Nooyi said she has been ‘blessed’ to have had the opportunity to lead the company, but revealed that she was stepping aside to spend more time with her family.
“Twelve years is a long time as a CEO,” she said. “And even though I have a lot of fuel still left in my tank, I wanted to do something different with my life, spend more time with my family and give the next generation in PepsiCo a chance to lead this great company.”
Nooyi was named as Fortune’s second most powerful woman in business last year, coming after chairman and CEO of General Motors, Mary Barra.
Balancing short term pressures and long term management
Nooyi ended her tenure with the release of PepsiCo’s Q3 2018 earnings. Over the quarter PepsiCo saw net revenue growth of 1.5% (2.6% in the year to date) and organic revenue growth of 4.9% in the quarter (3.4% in the year to date).
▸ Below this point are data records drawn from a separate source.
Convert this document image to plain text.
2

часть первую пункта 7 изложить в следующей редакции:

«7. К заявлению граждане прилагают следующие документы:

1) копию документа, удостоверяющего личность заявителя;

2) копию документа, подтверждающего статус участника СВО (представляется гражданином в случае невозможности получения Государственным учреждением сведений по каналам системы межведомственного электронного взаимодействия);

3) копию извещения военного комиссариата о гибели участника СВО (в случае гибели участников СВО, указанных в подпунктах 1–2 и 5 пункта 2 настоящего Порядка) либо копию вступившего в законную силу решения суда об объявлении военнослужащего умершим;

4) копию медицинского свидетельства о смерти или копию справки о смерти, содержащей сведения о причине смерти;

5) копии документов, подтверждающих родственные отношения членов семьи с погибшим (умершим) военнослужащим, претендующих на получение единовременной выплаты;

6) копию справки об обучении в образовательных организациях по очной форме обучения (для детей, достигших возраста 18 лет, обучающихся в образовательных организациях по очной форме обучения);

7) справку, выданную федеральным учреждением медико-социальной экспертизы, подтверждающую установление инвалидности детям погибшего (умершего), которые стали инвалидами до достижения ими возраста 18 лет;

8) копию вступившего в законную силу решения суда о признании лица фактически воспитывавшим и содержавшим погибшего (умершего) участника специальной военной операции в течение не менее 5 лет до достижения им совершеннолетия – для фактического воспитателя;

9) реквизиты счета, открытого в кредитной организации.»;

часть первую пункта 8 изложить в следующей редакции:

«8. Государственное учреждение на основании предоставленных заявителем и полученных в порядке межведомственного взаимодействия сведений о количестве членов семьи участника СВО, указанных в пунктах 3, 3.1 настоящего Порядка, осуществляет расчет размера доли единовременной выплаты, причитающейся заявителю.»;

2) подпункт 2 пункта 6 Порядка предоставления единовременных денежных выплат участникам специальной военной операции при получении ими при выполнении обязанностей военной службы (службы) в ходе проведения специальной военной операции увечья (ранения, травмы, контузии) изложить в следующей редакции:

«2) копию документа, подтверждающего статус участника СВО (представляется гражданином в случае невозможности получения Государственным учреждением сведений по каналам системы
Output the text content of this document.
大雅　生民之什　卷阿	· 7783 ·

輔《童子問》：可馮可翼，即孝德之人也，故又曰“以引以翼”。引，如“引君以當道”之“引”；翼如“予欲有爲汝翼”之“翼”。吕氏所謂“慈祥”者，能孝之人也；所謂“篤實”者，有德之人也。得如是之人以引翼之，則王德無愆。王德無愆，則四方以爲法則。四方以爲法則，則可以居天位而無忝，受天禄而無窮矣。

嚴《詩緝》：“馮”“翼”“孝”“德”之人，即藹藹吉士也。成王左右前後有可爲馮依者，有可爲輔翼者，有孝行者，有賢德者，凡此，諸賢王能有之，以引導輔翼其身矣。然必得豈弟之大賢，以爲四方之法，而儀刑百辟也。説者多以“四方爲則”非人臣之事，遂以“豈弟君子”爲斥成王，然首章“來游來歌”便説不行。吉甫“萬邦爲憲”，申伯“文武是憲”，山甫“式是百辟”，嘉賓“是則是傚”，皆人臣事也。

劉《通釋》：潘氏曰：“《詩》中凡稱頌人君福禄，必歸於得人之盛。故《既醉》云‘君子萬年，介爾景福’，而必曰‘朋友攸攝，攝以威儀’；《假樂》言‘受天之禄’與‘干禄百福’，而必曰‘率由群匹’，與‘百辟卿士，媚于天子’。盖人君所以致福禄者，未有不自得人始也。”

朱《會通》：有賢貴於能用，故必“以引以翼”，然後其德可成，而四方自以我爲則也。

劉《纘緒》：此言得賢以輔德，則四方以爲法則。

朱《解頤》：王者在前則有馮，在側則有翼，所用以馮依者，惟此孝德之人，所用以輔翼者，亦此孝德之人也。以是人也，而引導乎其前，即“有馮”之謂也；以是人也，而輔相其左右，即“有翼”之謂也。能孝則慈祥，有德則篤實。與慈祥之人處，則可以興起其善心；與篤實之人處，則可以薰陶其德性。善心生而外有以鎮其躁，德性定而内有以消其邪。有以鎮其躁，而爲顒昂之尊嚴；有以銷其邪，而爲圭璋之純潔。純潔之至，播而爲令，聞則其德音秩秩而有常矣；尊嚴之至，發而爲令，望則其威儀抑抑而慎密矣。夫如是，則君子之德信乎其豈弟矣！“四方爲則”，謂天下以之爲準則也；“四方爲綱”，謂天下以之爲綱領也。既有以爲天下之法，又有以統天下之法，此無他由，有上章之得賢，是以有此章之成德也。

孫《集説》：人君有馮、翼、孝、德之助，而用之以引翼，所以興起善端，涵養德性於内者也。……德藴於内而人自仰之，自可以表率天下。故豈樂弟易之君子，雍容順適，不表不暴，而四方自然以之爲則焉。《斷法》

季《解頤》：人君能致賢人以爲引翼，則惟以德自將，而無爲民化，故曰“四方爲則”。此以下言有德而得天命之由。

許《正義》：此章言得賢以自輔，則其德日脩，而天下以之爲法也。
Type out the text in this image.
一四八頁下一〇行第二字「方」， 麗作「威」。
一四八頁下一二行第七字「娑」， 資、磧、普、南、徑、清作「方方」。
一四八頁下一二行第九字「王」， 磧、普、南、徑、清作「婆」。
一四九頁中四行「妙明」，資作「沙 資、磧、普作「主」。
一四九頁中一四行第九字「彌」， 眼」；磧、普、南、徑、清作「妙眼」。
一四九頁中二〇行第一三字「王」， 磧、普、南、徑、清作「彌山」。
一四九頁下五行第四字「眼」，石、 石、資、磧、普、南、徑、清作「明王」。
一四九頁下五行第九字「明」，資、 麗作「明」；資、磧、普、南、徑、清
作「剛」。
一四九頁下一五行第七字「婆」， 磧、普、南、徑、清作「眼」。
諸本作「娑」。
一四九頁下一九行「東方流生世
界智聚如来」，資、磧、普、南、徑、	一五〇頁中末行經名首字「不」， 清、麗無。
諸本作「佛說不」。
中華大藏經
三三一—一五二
The release of the results also marked Nooyi’s 75th earnings call with analysts.
Reflecting on her last 12 years as CEO she said: “Throughout my tenure we've strived to achieve a difficult balance between attending to short-term pressures while managing for the long term. And I leave today proud of the work our team has done.
“We were pioneers in business sustainability and social responsibility and embedded a sense of purpose in everything PepsiCo does, guided by our Performance with Purpose philosophy. We've transformed our product portfolio by growing our Good-for-You and Better for You options from about 38% of revenue in 2006 to roughly 50% in 2017. We more than doubled our investment in research and development to expand our more nutritious offerings and minimize our environmental impact. We became an even more valued partner to our retail customers.
“We were selected as the #1 food and beverage supplier in the US in the most recent 2017 Advantage Report and named Best-in-Class Manufacturer by Kantar for the second year in a row. We made positive contributions to communities around the globe in which we operate through our support of access to clean drinking water, human rights, nutrition, agricultural programs and many more initiatives.
“And we invested significantly in new capabilities in areas like design and e-commerce to better position our company for a successful future. In the midst of managing the business for the long term, we also delivered strong and consistent financial performance."
Nooyi also outlined financial achievements for PepsiCo over the last decade. Over the period 2006 to 2017, PepsiCo net revenue has grown more than 80%, with the company adding a new billion-dollar brand nearly every other year. It returned $79bn to shareholders through dividends and share repurchases, and its market capitalization increased by $68bn. Dividends per share nearly tripled from $1.16 to $3.17, and the company generated total shareholder return of 162%.
“Finally and very importantly, we have been on Ethisphere's list of most ethical companies for the past 12 years," continued Nooyi. "For all of this, I'm grateful to my outstanding PepsiCo associates, who gave so much to PepsiCo and me over the past 12 years.”
Laguarta takes the lead
Nooyi will be succeeded by Barcelona native Ramon Laguarta. He was appointed president in 2017 and has served the company for 22 years. He will become the sixth CEO in PepsiCo’s 53 year history.
Laguarta became president of PepsiCo in September last year, overseeing global operations, corporate strategy, public policy and government affairs. Prior to this, he was CEO for the Europe Sub-Saharan Africa division, and his role before that was as president for the Eastern Europe Region.
Before joining PepsiCo, Laguarta worked for confectionery company Chupa Chups in Spain.
Nooyi described Laguarta as a ‘terrific executive’ with a ‘deep understanding’ of consumer preferences and critical global trends.
“I'm confident he will lead PepsiCo to new and greater heights in the years to come. The potential for PepsiCo is enormous,” she concluded.